白いスニーカーを使った“ハズし”は、ジャケットスタイルやセットアップをカジュアルダウンする際にも重宝します。モノトーンで統一すれば、カラーリングを考えずに着こなしを組み立てることも可能。アウターとジャケットをブラックで揃えればクールな装いが容易に完成!

モックネックのカットソーにジージャンを重ね、スラックスを合わせた大人なカジュアルスタイル。このバランスなら足元は何でも似合いますが、イチ押しは白いスニーカー。クリーンな“ハズし”で好感度が高く、旬なスポーツテイストもブレンドできます。

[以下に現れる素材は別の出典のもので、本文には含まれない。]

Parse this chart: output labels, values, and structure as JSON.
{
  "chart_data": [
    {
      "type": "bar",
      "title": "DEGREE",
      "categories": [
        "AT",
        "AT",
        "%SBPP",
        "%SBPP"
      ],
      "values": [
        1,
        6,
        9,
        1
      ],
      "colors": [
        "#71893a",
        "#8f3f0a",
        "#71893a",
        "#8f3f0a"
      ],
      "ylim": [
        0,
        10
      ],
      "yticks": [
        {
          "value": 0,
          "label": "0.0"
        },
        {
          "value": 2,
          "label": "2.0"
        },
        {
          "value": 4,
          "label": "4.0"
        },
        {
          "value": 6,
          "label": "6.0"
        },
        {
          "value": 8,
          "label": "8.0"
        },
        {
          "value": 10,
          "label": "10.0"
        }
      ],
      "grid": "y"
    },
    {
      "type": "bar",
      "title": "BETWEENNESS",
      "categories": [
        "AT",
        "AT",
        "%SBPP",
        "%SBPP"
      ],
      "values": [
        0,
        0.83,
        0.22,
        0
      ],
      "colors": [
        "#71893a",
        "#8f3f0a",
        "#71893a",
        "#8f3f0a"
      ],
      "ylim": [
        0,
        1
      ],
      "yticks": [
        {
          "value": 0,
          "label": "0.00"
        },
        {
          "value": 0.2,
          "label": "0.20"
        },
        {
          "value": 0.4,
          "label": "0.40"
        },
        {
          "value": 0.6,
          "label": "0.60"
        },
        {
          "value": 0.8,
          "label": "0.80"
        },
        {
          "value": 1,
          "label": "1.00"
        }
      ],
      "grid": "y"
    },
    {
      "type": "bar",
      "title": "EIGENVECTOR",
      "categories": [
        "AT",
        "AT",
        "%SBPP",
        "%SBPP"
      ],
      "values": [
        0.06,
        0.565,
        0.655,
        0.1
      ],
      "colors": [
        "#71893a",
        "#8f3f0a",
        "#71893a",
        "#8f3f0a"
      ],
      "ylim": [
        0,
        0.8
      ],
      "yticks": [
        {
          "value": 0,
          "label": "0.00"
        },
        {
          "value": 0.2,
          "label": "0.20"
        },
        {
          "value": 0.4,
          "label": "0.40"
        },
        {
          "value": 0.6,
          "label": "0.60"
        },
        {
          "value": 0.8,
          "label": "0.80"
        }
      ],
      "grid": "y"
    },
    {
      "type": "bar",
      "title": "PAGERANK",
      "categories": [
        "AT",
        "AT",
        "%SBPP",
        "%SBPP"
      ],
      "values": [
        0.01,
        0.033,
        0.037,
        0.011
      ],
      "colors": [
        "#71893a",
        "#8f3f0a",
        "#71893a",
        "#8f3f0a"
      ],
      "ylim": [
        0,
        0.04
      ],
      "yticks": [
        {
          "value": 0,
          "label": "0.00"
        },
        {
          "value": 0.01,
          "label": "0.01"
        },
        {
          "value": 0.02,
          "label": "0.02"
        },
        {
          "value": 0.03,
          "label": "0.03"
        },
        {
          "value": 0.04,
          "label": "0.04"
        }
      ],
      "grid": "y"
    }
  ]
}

ライダースジャケットを筆頭とするレザーアウターは、ハードで男っぽいイメージが魅力。その印象が強くなりすぎないように中和する場合も白いスニーカーが有用です。全身をモノトーンでまとめれば、シックで都会的なコーディネートに仕上がります。

オリーブを筆頭とするミリタリーカラーは、今季トレンドのひとつ。そんな色のコートを用いる際も、男っぽい印象を上手に緩和するとおしゃれに見せることができます。そこで白いスニーカーの“ハズし”を実行。インナーやデニムも明るいトーンで揃え、爽やかなニュアンスの着こなしに導いています。

ハズしテク5:スパイスカラーのインナーをポイントに

実はカラーリングで“ハズす”のもひとつの基本技。1つのカラーを着こなしの軸にしつつ、今季らしいカラーをインナーにさり気なく差すのがおすすめです。その中でも効果覿面なのはスパイシーなカラー。具体的には、レッド系、マスタード系、グリーン系がおすすめ。どんな効果があるのかは、コーディネートの実例とともにチェックしましょう!

レッド系カラーの中でも落ち着きがあって使いやすい、ボルドー (マルーン) カラーのTシャツをインナーにセットして“ハズし”に。ほかのアイテムはブラックで統一しているため、インナーの色みが際立っています。

真っ赤なインナーで“ハズし”を実践したコーディネートのお手本。MA-1とパンツをネイビーで統一することで、インナーを思い切りアピールしています。ビビッドなスタイリングを生かし、キャップとスニーカーを合わせてスポーツミックスの着こなしに。

マスタードのTシャツを組み込むことで、上下をグレーで揃えたスタイリングにスパイスをプラス。戦略的な“ハズし”で秋らしさと今季らしさを同時に醸し出しています。マスタードは意外と着こなしやすいカラーなので、積極的に取り入れてみてください。

マスタード系イエローのニットを“ハズし”として活用。ボリュームのあるダウンジャケットに刺激的なカラーを差すことで、アウターのダークネイビーを分断し、ボリューム感を軽減しています。さらに、マスタードに近いベージュのパンツを合わせることで、タテ長の印象を拡大。スタイリッシュに見せた技巧的な着こなしです。

ロング丈のコートはヘビーなイメージに陥りがち。ダークトーンがベースのコーディネートならなおさらです。そこで、色使いによる“ハズし”を実行。オリーブのスウェットシャツをインナーに差したヌケ感で、重い印象を中和しています。